Share

4

Maira berjalan pelan lalu melirik sekitar. Ia mendongak menatap langit yang masih gelap. Dia menarik dan membuang napas kasar.

"Dasar, aku tertipu dengan kebaikannya dulu," gumam Maira.

Wanita itu merogoh ponselnya, lalu menelepon seseorang.

"Tolong jemput, aku ada di jalan ...," pinta Maira.

Seseorang yang masih dalam keadaan setengah sadar itu. Berusaha membuka mata.

"Dijalan mana? Kamu yang bener aja Dek. Ini pasti masih malam, Abang ngantuk Dek jangan ganggu," tutur David.

Maira menghela napas, bahkan wanita itu masih sesegukan. Membuat David terheran mendengar hal tersebut.

"Kenapa kamu begitu? Apa kamu baru saja menangis?" tanya David bertubi-tubi.

"Abang ... cepat jemput Maira!"

Tangisan itu akhirnya keluar lagi. David terkejut ia langsung duduk dan bergegas keluar tanpa mengganti pakaian.

"Abang akan ke sana, tunggu Abang!" perintah David.

Maira mengangguk walau tidak terlihat oleh sang Kakak.
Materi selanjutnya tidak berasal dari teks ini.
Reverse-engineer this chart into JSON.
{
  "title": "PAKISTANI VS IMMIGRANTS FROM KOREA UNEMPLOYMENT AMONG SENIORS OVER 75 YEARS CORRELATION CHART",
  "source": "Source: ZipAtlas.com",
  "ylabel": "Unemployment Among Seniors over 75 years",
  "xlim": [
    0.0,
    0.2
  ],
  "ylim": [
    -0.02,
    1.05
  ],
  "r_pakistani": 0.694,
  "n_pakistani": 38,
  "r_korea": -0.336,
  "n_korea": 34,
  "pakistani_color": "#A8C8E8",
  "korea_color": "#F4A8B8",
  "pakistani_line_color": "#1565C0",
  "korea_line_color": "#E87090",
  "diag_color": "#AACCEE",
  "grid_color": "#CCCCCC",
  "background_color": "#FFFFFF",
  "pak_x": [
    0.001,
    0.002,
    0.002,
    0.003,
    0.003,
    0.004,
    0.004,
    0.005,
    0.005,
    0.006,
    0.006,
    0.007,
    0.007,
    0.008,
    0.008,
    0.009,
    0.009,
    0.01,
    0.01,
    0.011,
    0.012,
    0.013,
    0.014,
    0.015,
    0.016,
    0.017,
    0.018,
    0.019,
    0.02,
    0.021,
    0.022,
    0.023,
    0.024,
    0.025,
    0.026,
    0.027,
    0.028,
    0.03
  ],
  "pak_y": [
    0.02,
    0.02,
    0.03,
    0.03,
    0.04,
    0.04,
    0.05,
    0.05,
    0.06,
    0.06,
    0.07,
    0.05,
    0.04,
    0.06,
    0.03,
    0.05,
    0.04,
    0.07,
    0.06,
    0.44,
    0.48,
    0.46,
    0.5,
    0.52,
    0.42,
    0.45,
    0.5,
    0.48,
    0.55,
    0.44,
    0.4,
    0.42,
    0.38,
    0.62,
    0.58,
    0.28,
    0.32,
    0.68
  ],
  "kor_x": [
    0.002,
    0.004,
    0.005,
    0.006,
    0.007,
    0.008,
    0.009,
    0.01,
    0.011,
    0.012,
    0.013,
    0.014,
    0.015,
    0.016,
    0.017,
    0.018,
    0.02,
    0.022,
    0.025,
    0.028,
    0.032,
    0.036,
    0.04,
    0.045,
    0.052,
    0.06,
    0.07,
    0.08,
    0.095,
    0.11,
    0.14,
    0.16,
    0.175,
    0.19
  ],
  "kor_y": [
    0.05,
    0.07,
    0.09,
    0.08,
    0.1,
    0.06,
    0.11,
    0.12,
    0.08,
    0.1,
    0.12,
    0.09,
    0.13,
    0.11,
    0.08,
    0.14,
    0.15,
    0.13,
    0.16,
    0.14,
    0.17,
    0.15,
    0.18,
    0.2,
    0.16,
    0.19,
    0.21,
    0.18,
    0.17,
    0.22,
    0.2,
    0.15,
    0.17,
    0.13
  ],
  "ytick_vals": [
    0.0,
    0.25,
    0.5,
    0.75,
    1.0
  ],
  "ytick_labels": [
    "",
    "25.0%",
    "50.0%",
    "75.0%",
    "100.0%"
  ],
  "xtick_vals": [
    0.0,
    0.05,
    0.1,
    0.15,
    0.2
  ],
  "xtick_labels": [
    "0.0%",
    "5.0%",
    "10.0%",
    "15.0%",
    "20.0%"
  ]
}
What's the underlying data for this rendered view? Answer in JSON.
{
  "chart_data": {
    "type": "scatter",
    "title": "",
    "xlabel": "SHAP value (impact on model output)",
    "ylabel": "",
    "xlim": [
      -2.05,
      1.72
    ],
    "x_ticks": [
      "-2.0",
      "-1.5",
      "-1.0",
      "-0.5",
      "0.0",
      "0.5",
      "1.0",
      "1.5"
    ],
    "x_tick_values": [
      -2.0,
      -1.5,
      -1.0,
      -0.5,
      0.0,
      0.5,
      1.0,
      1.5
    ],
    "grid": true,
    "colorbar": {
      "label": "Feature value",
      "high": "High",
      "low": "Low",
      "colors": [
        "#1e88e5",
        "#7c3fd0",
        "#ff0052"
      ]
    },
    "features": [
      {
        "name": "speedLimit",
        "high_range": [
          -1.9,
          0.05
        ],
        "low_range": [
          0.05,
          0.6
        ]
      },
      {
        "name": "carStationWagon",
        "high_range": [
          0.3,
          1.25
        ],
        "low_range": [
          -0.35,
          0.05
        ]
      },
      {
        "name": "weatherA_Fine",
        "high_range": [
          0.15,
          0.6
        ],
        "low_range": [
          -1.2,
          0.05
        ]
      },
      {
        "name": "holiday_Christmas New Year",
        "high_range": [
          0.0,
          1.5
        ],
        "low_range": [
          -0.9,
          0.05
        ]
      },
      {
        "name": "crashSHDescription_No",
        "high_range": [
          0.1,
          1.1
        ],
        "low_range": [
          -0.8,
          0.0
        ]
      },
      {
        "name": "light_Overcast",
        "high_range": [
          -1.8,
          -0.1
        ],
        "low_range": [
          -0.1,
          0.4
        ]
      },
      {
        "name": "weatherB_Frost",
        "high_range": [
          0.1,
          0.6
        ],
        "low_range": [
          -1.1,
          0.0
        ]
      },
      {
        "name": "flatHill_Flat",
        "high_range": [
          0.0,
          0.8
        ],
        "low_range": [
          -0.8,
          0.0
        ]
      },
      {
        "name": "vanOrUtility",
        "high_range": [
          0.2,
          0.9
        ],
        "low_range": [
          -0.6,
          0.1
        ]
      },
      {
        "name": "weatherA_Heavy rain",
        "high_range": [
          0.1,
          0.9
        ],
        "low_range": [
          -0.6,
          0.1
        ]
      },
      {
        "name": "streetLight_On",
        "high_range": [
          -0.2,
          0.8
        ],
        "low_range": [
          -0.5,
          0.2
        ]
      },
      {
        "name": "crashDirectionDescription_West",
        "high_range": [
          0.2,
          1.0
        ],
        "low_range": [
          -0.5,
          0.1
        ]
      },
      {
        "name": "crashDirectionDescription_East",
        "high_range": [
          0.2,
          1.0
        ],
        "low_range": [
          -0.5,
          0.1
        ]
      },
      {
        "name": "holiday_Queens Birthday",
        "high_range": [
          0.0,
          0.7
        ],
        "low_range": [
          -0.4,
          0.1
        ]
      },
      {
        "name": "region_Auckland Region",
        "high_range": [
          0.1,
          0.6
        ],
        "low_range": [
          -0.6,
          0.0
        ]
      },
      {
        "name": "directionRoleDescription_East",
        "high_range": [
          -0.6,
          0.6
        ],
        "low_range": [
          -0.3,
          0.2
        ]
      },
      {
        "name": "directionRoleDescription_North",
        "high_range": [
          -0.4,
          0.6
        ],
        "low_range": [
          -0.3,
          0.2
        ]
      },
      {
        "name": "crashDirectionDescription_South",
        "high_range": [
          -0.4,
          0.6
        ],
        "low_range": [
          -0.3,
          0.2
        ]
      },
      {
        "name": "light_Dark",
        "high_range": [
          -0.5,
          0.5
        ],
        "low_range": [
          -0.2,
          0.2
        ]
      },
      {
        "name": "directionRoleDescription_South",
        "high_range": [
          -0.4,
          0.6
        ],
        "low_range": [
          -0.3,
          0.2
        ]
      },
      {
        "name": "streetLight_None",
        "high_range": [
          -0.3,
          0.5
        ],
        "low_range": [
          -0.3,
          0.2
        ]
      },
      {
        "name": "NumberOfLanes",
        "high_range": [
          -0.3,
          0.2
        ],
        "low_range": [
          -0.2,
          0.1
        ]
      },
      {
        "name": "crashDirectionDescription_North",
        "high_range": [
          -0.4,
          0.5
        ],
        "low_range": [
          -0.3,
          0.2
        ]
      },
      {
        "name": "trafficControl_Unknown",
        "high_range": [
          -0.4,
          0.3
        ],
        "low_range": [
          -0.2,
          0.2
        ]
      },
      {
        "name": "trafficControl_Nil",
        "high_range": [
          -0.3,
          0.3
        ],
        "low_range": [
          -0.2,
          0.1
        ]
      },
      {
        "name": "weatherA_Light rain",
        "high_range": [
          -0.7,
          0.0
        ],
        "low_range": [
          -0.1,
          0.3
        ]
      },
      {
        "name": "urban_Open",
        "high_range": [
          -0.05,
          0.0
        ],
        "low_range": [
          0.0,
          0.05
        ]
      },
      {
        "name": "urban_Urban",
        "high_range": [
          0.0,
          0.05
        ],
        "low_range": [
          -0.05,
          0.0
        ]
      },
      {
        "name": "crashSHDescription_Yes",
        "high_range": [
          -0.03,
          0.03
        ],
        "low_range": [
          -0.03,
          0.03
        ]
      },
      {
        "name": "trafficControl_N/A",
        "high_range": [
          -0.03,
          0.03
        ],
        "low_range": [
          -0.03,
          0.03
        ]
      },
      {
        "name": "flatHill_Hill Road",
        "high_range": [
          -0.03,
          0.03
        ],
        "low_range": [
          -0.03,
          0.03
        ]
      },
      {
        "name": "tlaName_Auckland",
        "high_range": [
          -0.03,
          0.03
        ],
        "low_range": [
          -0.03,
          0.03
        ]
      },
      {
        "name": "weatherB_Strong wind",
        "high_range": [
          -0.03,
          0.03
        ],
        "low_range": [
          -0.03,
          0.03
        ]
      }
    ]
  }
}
Setelah itu ia mematikan ponsel karena baterainya tinggal sedikit lagi. Memeluk tubuh kala angin berembus membikin bulu badan menegang.

"Ahh ... kayanya bakal hujan deh," gumam Maira.

Wanita itu mengusap air mata yang masih sesekali terjatuh. Ia melangkah perlahan menuju jalan kediamannya, setelah satu jam berlalu. Dia mendengar suara motor, dan memilih untuk berdiri menunggu. Kala seseorang berhenti di hadapan.

"Dek, kamu kenapa? Kenapa malam-malam begini di luar bawa koper segala lagi," seru David.

Maira hanya diam, ia langsung duduk di belakang motor.

"Aduh Dek, ini gimana bawa kopernya," keluh David.

Maira mundur lalu menaruh benda itu di tengah mereka.

"Aduh Dek, pasti berat itu."

Maira mendengkus kesal, ia gemas dengan kakaknya yang selalu komentar.

"Udahlah, Bang. Jangan koment mulu, udah jalanin motor aja napa," cecar Maira.

David yang mendengar omelan adiknya hanya terkekeh.

"Nah gitu, jangan cemberut terus Abang gak suka. Mendingan marah gini, kalau kamu cemberut hawanya serem tau gak," goda David.

Maira mencebik kesal, ia langsung mencubit lengan David membuat lelaki itu memekik.

"Aduh ... Dek, demen banget nyucit Abang," gerundel David.

Lelaki itu mulai melajukan kendaraan roda dua tersebut. Rasa sedih Maira berganti dengan rasa kesal dengan sang Kakak.

"Lagian, suami kamu kemana sih, Dek. Kenapa gak minta anter sama dia. Perasaan semangat banget mau ke rumah sampe jam segini minta dijemput," ujar David.

Maira hanya diam tidak menjawab, ia langsung mengingat perlakuan lelaki yang kini berstatus mantan.

"Udahlah, Bang. Gak usah ngomong dia, cowok brengsek!" geram Maira.

David memilih diam tidak membahas Reyhan lagi, ia kini paham adiknya minta di jemput. Dan membawa koper dan berjalan di malam hari begini.

"Pokoknya kamu harus ceritakan nanti di rumah!" perintah David.

Sampai di kediaman orang tua mereka, sudah masuk waktu subuh. David membantu membawakan koper dan mengetuk pintu karena seperti dikunci. Kala benda itu terbuka omelan langsung menyambut lelaki tersebut.

"Kamu ini Dav, kenapa pergi gak bilang! Untung Ibu bangun dan tau kalau pintu gak kekunci," omel wanita paruh baya tersebut.

David yang mendapatkan omelan itu hanya memandang malas sang Ibu.

"Gak usah marah-marah, Bu. Nanti cepet tua lho. Lagian kan udah Ibu kunci juga kan tadi," sahut David.

Maira melihat wanita yang melahirkannya itu langsung menangis. Ia memeluk sang Ibu, sedangkan perempuan itu sempat terkejut lalu tersadar dan membalas dekapan anaknya.

"Kok kamu disini, Nduk. Suamimu kenapa?" tanya Ibunya.